As for Michael Pollan’s omission of Kashrut and his fixation on the pig, I’m at somewhat of a loss. I’m a bit embarrassed to admit that I’ve yet to read “An Omnivore’s Dilemma” beyond the excerpts in the NY Times Magazine and excerpts at Adamah. You should know that I’m a huge fan of his other works, “Second Nature” and “Botany of Desire.” It seems like Michael Pollan just doesn’t realize the Jewish component behind the values he purports to believe in. I don’t believe he’s conscious of his omissions. I truly believe that he’s the product of a typical cultural Jewish American upbringing in which he learned about his Jewish heritage and not about the religion he inherited along with it.
I don’t quite see a parallel between his focus on the boar and the pork-fixation among Jews who have left the Orthodox fold. In countless Jewish memoirs during the Haskalah you can read about the first time everyone eats pork. It’s a seminal moment in their lives. Such was also the case in memoirs of early 20th century American Jewish history (Mary Antin’s “Promised Land” comes to mind, though I may be confusing her work with another). Just last month I met a child of Chabad parents who had just a month prior cut off his peyes. Now on Shabbat he meets four friends and has bacon at a diner in New York out of spite to his heritage. Pork is truly a powerful symbol for them, and they believed that their rejection of Judaism only truly counted once they had moved beyond the greatest Jewish taboo.

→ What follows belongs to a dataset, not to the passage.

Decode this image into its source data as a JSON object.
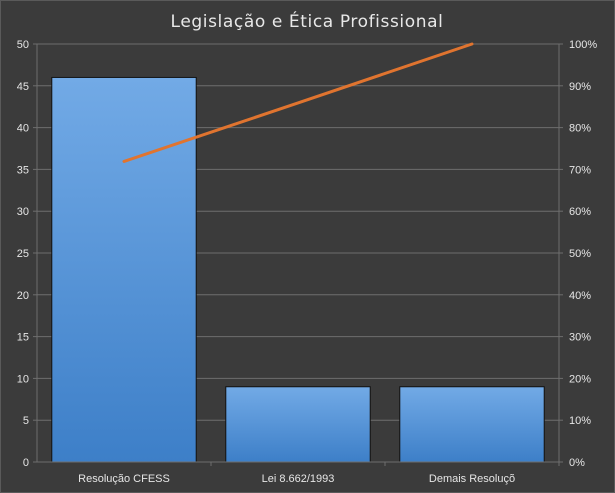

Though, it’s possible that Pollan’s fixation on swine is a subconscious attempt to connect to the American people based on the classic Jewish-American method of assimilation. By incorporating pork—for many years the cheapest form of animal protein available and consequently the protein of the masses—in his dream diet, Pollan is making his dream accessible to a majority of Americans. Thus, his dream diet can be seen as the new American Dream. The drive to assimilate is still a feature of so many American Jews regardless of their religious background, and Michael Pollan, in this case, may be a typical American Jew. There are certainly many examples of how the desire to eat basic American foods among Jews has catalyzed assimilation. It’s no surprise that in conformist America in the 1950s the kosher food industry took off as many American processed foods took on hechsherim.

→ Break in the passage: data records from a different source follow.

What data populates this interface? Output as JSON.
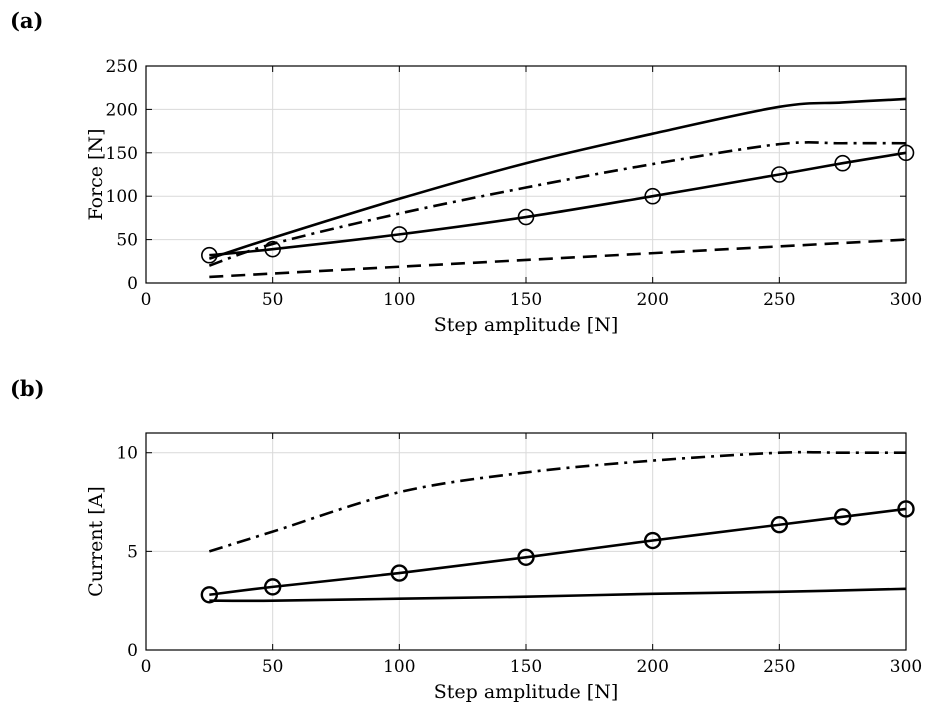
{
  "panels": [
    {
      "label": "(a)"
    },
    {
      "label": "(b)"
    }
  ],
  "chart_data": [
    {
      "type": "line",
      "xlabel": "Step amplitude [N]",
      "ylabel": "Force [N]",
      "xlim": [
        0,
        300
      ],
      "ylim": [
        0,
        250
      ],
      "xticks": [
        "0",
        "50",
        "100",
        "150",
        "200",
        "250",
        "300"
      ],
      "yticks": [
        "0",
        "50",
        "100",
        "150",
        "200",
        "250"
      ],
      "grid": true,
      "series": [
        {
          "style": "solid",
          "x": [
            25,
            50,
            100,
            150,
            200,
            250,
            275,
            300
          ],
          "y": [
            28,
            52,
            97,
            138,
            172,
            203,
            208,
            212
          ]
        },
        {
          "style": "dashdot",
          "x": [
            25,
            50,
            100,
            150,
            200,
            250,
            275,
            300
          ],
          "y": [
            20,
            45,
            80,
            110,
            137,
            160,
            161,
            161
          ]
        },
        {
          "style": "solid-circles",
          "x": [
            25,
            50,
            100,
            150,
            200,
            250,
            275,
            300
          ],
          "y": [
            32,
            39,
            56,
            76,
            100,
            125,
            138,
            150
          ]
        },
        {
          "style": "dashed",
          "x": [
            25,
            300
          ],
          "y": [
            7,
            50
          ]
        }
      ]
    },
    {
      "type": "line",
      "xlabel": "Step amplitude [N]",
      "ylabel": "Current [A]",
      "xlim": [
        0,
        300
      ],
      "ylim": [
        0,
        11
      ],
      "xticks": [
        "0",
        "50",
        "100",
        "150",
        "200",
        "250",
        "300"
      ],
      "yticks": [
        "0",
        "5",
        "10"
      ],
      "grid": true,
      "series": [
        {
          "style": "dashdot",
          "x": [
            25,
            50,
            100,
            150,
            200,
            250,
            275,
            300
          ],
          "y": [
            5.0,
            6.0,
            8.0,
            9.0,
            9.6,
            10.0,
            10.0,
            10.0
          ]
        },
        {
          "style": "solid-circles",
          "x": [
            25,
            50,
            100,
            150,
            200,
            250,
            275,
            300
          ],
          "y": [
            2.8,
            3.2,
            3.9,
            4.7,
            5.55,
            6.35,
            6.75,
            7.15
          ]
        },
        {
          "style": "solid",
          "x": [
            25,
            50,
            100,
            150,
            200,
            250,
            300
          ],
          "y": [
            2.5,
            2.5,
            2.6,
            2.7,
            2.85,
            2.95,
            3.1
          ]
        }
      ]
    }
  ]
}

It could also be none of the above-mentioned reasons, but it’s certainly a great question to think about and I thank you for asking it. Every time I watch Larry David argue over shrimp on his TV show, “Curb Your Enthusiasm,” I ask myself the very same question. And I do think the pig symbolizes something to all Jews, even non-affiliated ones in America, though I’m still working to understand exactly what it is. It’s a bit easier to understand its symbolism among secular Israelis, which is why I’m here now.